Three Steps to Safely Navigate New Market TerrainAs their organizations grow and mature, business leaders expanding into new markets and areas of operation need to know their way around new market terrain.

National distribution of products involves multiple tax codes, regulations, and compliance standards.

In this post on Entrepreneur, contributor and entrepreneur Kari Warberg Block shares her advice on navigating new market terrain, based on her own experiences.

How to Safely Navigate New Market Terrain

Research Tax Nexus

Adding employees, contract staff, and property in another state from your current state of incorporation introduces tax nexus. Nexus is a measure used by state tax offices to determine whether out-of-state businesses are liable for sales tax.

“Nexus can apply when your company maintains any property, product, or people in another state,” notes Block.

Consult with your accountant and state revenue officials to determine whether nexus applies to your products or services.

“If you utilize an independent sales representative who signs a binding contract, you as an employer may be liable to Nexus burden in some states.”
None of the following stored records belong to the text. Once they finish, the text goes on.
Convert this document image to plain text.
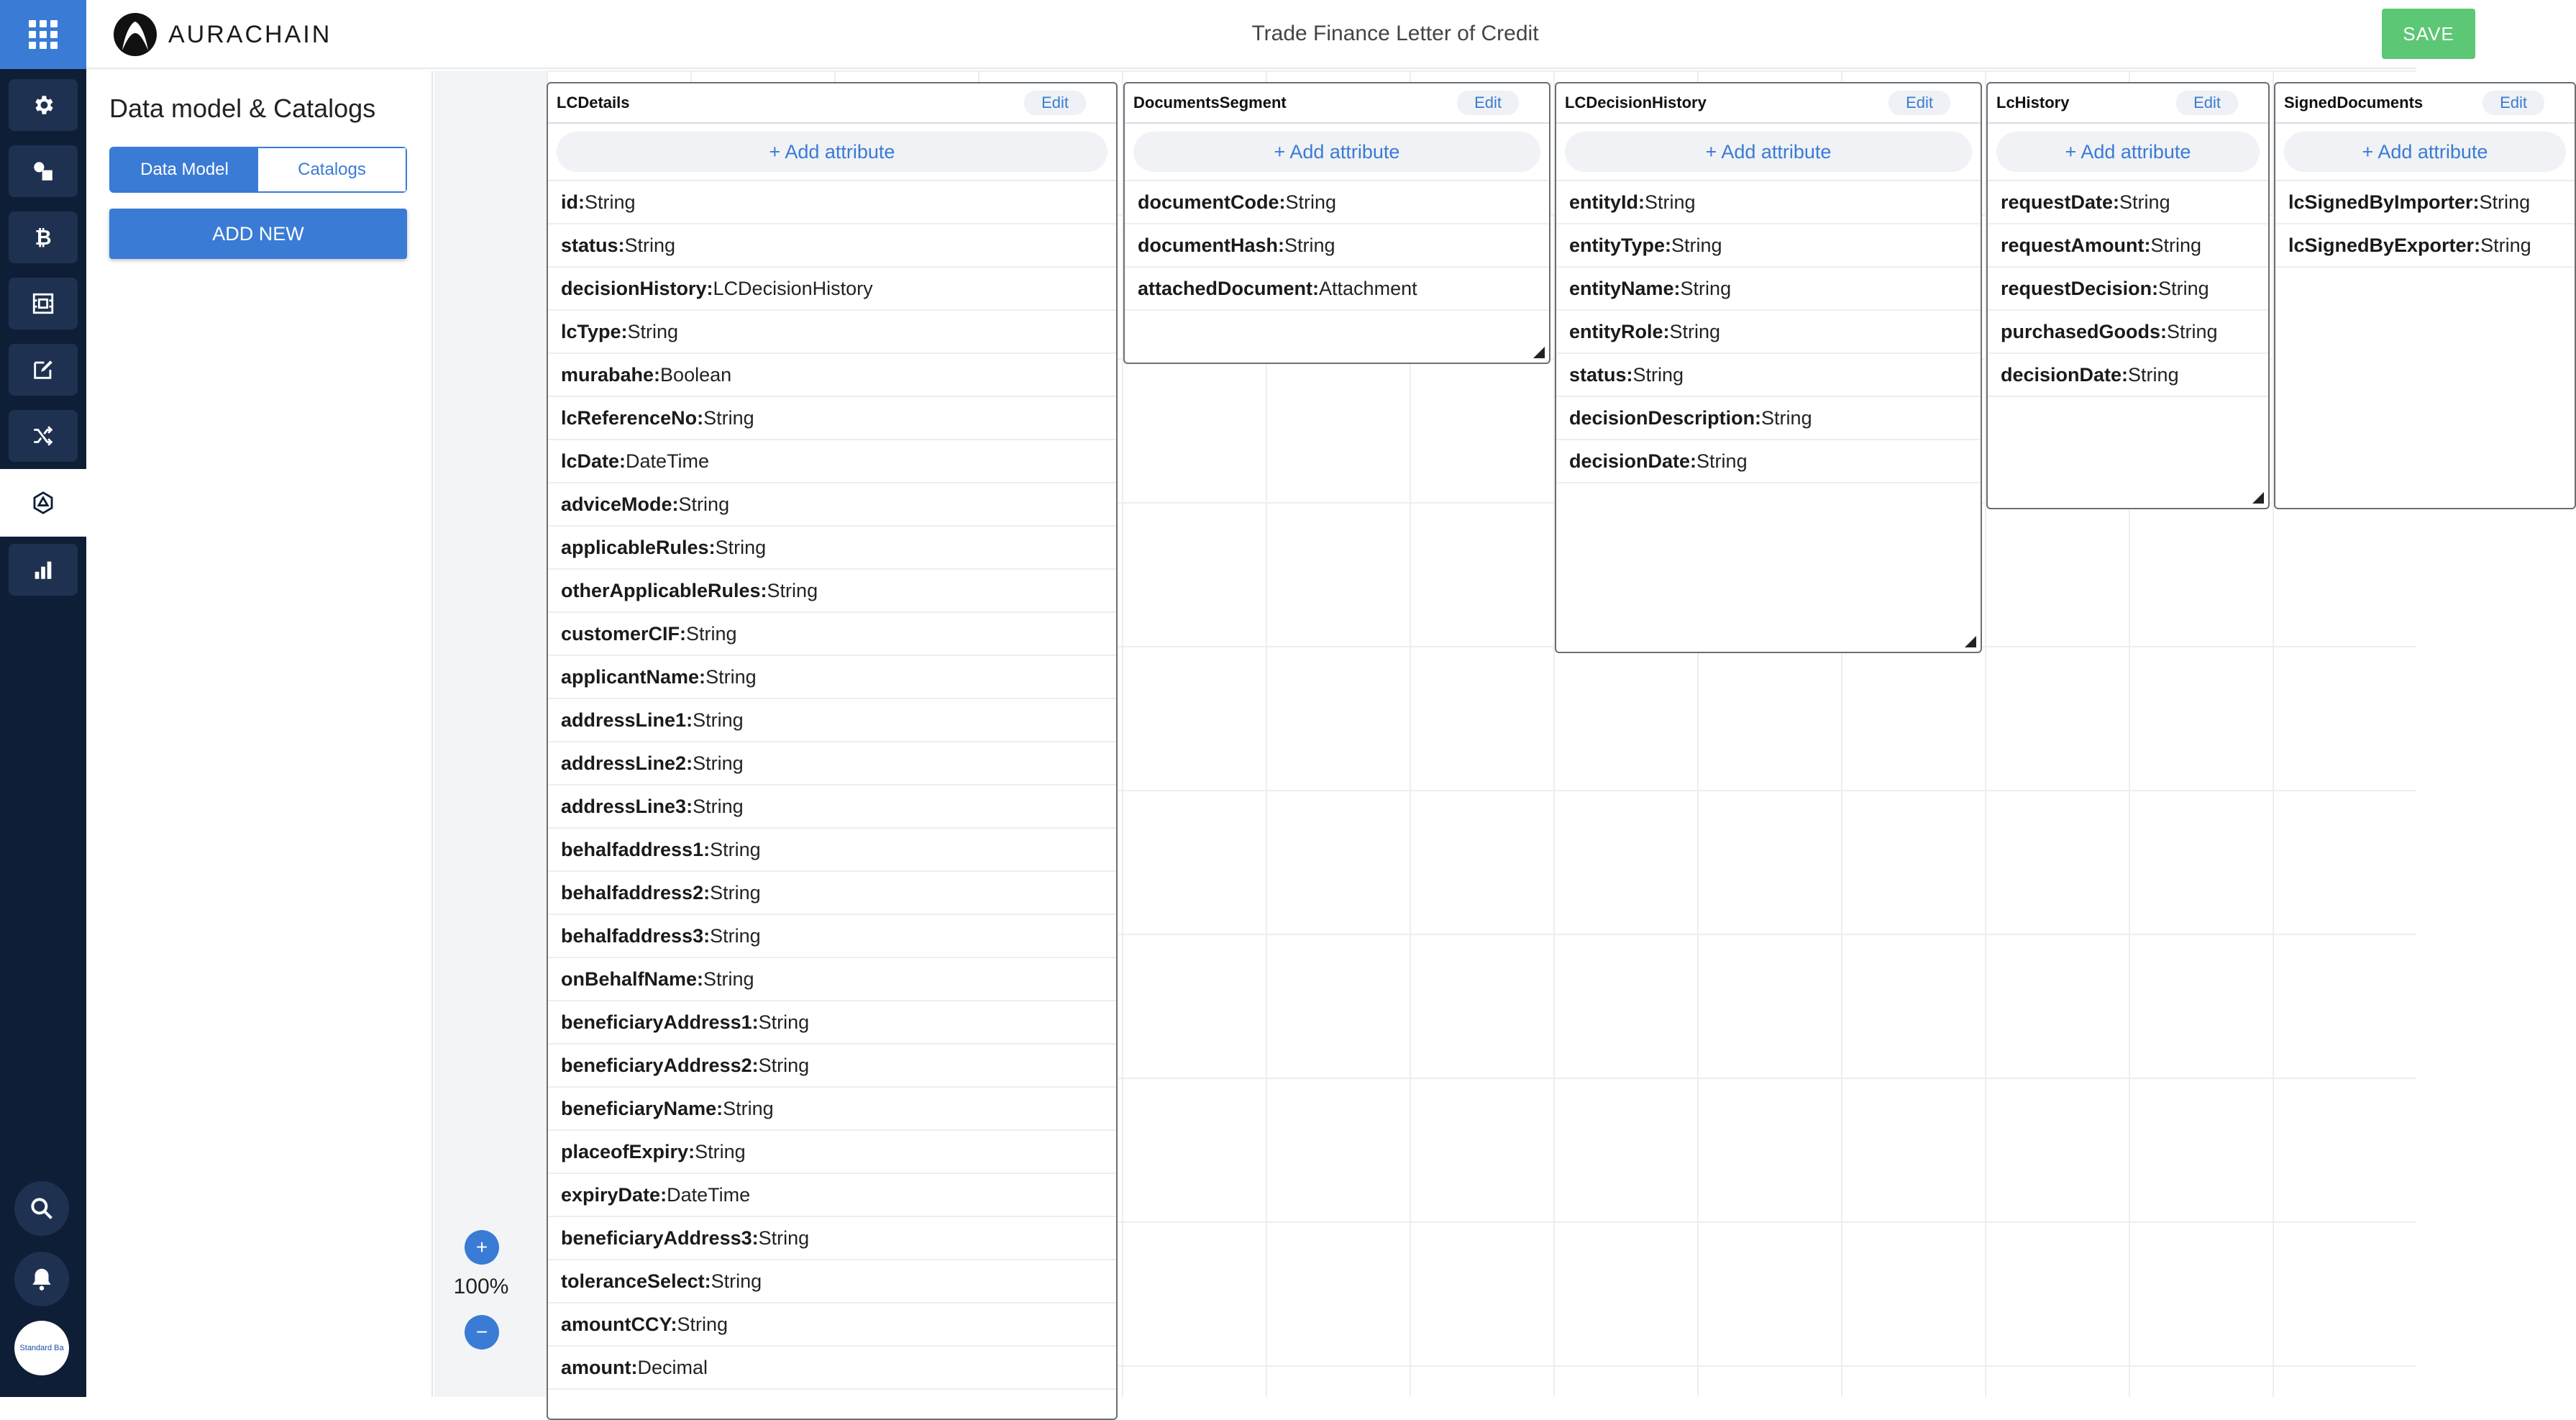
₿
Standard Ba
AURACHAIN	Trade Finance Letter of Credit	SAVE
Data model & Catalogs
Data Model	Catalogs
ADD NEW
+
100%
−
LCDetails	Edit
+ Add attribute
id: String
status: String
decisionHistory: LCDecisionHistory
lcType: String
murabahe: Boolean
lcReferenceNo: String
lcDate: DateTime
adviceMode: String
applicableRules: String
otherApplicableRules: String
customerCIF: String
applicantName: String
addressLine1: String
addressLine2: String
addressLine3: String
behalfaddress1: String
behalfaddress2: String
behalfaddress3: String
onBehalfName: String
beneficiaryAddress1: String
beneficiaryAddress2: String
beneficiaryName: String
placeofExpiry: String
expiryDate: DateTime
beneficiaryAddress3: String
toleranceSelect: String
amountCCY: String
amount: Decimal
DocumentsSegment	Edit
+ Add attribute
documentCode: String
documentHash: String
attachedDocument: Attachment
LCDecisionHistory	Edit
+ Add attribute
entityId: String
entityType: String
entityName: String
entityRole: String
status: String
decisionDescription: String
decisionDate: String
LcHistory	Edit
+ Add attribute
requestDate: String
requestAmount: String
requestDecision: String
purchasedGoods: String
decisionDate: String
SignedDocuments	Edit
+ Add attribute
lcSignedByImporter: String
lcSignedByExporter: String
Understand State Regulations and Fees

Regulations and fees can vary dramatically between states, so Block advises businesses do their research while planning any physical expansion or product distribution.

For example, many manufacturers are required to pay state-license fees for various products, while states like Minnesota and North Carolina asses fees based on percentage of sales or shipments within their borders.

“These fees can cost as much as eight percent of a company’s total sales volume, in addition to state license fees and regulatory consultant costs.”

Regulations and fees may not apply to your specific business, but Block says it is imperative that business leaders pull in the expertise of growth consultants and tax attorneys, and consult state regulatory bodies to make sure they are in compliance, before distributing nationally or opening new locations.

Business growth is a positive thing across the board for organizations of all size, but business leaders must carefully consider the financial implications of expansion across all cost centers.

Learning the Lowdown of HR Law

Hiring is always an exciting time for organizations, but adding staff in various states makes them subject to state unemployment and worker’s compensation taxes. Because employment rules vary state to state, it is imperative you understand how hiring impacts employment policies for vacation, sick leave, and paid holidays.

“The burden of proof falls on the employer if the employee feels they are entitled to compensation for working nights, weekends, and holidays. If your employees answer texts, tweets or Facebook messages after hours, time spent working must be documented and paid.”

Block notes she found business advisors with expertise in tax liability, risk management, and business operations invaluable as she expanded nationally.

If you are considering expanding into other states, or offering your products and services at a national level, do your research, and before you navigate new market terrain, consult with trusted advisors to consider all the implications.